The ruling follows a period of significant controversy for the venue, which has faced boycotts and cancellations from numerous artists since the board voted to rename the institution the ‘Trump-Kennedy Center’ last December.
On Friday (May 29), a federal judge ruled that the Washington DC venue cannot be renamed without explicit congressional approval. Consequently, the institution must remove Trump’s name from its title, facade, and all official signage within 14 days.
According to BBC News, a spokesperson for the centre confirmed plans to appeal the decision. Meanwhile, Trump took to Truth Social to express his frustration, stating he would be working with Congress to transfer the institution back to their oversight.

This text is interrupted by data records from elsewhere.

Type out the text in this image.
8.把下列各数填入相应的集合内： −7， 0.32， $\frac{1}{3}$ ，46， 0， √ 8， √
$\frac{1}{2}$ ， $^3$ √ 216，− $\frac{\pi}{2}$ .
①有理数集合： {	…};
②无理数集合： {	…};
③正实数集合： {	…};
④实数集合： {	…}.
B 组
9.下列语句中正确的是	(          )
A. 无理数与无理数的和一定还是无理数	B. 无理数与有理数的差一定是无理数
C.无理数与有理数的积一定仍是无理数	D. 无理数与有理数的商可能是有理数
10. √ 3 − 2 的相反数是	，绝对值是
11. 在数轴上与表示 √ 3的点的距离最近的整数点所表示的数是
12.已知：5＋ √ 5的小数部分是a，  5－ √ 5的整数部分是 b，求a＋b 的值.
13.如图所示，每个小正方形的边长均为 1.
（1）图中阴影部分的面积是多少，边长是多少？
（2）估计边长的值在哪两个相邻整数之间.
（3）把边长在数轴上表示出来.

Unless I am free to do what I do better than anyone else, bring this Institution back, physically, financially, and artistically, I have no interest in continuing what could only be a hopeless journey into ‘NEVER NEVER LAND’,
The venue, which opened in 1971 as a tribute to the assassinated President John F. Kennedy, will now revert to its original name: the ‘John F. Kennedy Memorial Center for the Performing Arts’.

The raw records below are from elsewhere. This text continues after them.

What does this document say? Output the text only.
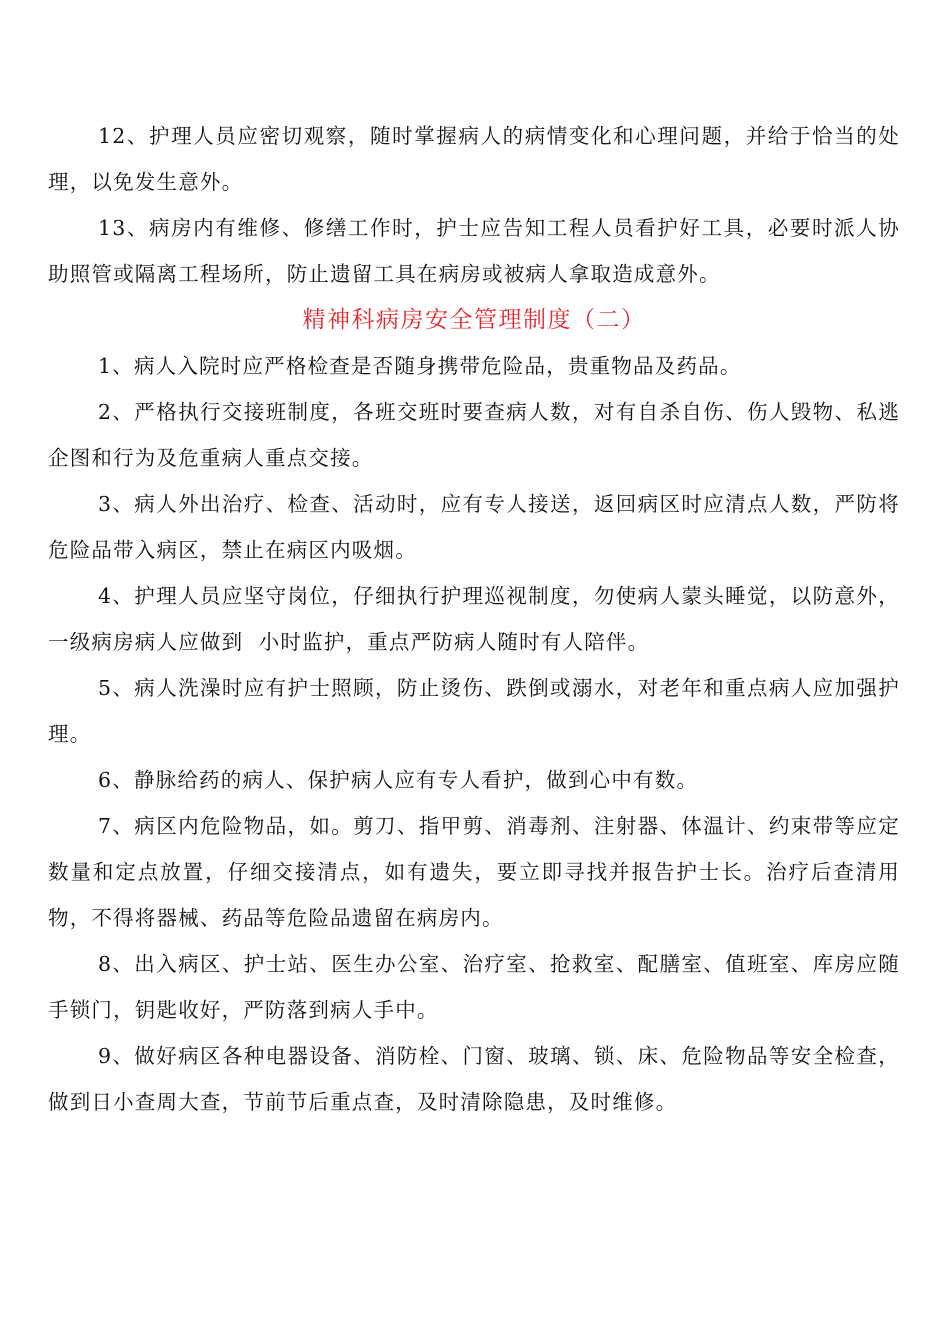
12、护理人员应密切观察，随时掌握病人的病情变化和心理问题，并给于恰当的处理，以免发生意外。

13、病房内有维修、修缮工作时，护士应告知工程人员看护好工具，必要时派人协助照管或隔离工程场所，防止遗留工具在病房或被病人拿取造成意外。

精神科病房安全管理制度（二）

1、病人入院时应严格检查是否随身携带危险品，贵重物品及药品。

2、严格执行交接班制度，各班交班时要查病人数，对有自杀自伤、伤人毁物、私逃企图和行为及危重病人重点交接。

3、病人外出治疗、检查、活动时，应有专人接送，返回病区时应清点人数，严防将危险品带入病区，禁止在病区内吸烟。

4、护理人员应坚守岗位，仔细执行护理巡视制度，勿使病人蒙头睡觉，以防意外，一级病房病人应做到  小时监护，重点严防病人随时有人陪伴。

5、病人洗澡时应有护士照顾，防止烫伤、跌倒或溺水，对老年和重点病人应加强护理。

6、静脉给药的病人、保护病人应有专人看护，做到心中有数。

7、病区内危险物品，如。剪刀、指甲剪、消毒剂、注射器、体温计、约束带等应定数量和定点放置，仔细交接清点，如有遗失，要立即寻找并报告护士长。治疗后查清用物，不得将器械、药品等危险品遗留在病房内。

8、出入病区、护士站、医生办公室、治疗室、抢救室、配膳室、值班室、库房应随手锁门，钥匙收好，严防落到病人手中。

9、做好病区各种电器设备、消防栓、门窗、玻璃、锁、床、危险物品等安全检查，做到日小查周大查，节前节后重点查，及时清除隐患，及时维修。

District Judge Christopher Cooper, an Obama-era appointee, noted in his ruling: “The Kennedy Center’s organic statute makes crystal clear that the Center is to be named for President Kennedy, and it cannot bear any other formal name or public memorial based on the Board’s unilateral say-so. Congress gave the Kennedy Center its name, and only Congress can change it.”
Trump responded to the ruling by claiming that “Judge Cooper and the Radical Left would rather see it DIE than have President Trump transform it into something that everyone could be proud of.”

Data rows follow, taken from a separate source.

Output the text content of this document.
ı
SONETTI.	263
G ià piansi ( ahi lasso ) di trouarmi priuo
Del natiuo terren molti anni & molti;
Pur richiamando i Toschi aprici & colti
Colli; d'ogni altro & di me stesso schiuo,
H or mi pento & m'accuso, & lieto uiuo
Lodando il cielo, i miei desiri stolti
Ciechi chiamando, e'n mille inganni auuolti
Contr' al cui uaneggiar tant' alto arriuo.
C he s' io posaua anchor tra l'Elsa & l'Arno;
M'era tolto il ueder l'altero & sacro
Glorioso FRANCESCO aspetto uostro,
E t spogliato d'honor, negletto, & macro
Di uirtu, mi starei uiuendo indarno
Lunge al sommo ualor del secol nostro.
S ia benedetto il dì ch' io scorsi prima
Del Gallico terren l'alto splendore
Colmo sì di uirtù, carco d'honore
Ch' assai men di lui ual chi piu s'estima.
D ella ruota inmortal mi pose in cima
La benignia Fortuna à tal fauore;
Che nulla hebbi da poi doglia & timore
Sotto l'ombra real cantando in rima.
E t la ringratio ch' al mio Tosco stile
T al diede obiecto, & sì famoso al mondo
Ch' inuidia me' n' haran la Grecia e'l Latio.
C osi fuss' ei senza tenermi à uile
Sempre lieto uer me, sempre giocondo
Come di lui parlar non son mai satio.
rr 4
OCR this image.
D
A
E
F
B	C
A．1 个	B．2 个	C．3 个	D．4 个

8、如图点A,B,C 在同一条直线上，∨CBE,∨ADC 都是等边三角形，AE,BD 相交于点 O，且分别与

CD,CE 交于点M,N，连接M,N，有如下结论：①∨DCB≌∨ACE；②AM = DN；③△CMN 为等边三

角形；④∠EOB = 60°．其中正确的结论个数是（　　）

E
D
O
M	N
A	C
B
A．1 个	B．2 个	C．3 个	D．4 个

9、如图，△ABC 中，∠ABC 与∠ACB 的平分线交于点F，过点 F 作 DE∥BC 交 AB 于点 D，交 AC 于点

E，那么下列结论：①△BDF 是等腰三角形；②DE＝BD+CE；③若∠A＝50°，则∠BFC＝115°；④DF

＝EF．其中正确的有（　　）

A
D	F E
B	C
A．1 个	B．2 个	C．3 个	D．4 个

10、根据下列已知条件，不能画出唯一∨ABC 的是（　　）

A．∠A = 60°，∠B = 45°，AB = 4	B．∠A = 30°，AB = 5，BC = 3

The controversy has had a tangible impact on the venue’s operations. Last year, Wicked composer Stephen Schwartz joined a growing list of artists boycotting the centre, arguing it no longer represented the “apolitical place for free artistic expression” it was founded to be. Additionally, the venue has faced public mockery, including from South Park writer Toby Morton, who purchased the ‘Trump-Kennedy Center’ domain names to troll the administration.
This legal setback arrives as Trump faces further pushback regarding his ‘Freedom 250’ celebration at the Great American State Fair. Despite an initial lineup featuring artists such as Vanilla Ice, Flo Rida, and Bret Michaels, the event has seen a wave of cancellations from performers protesting the President’s recent actions.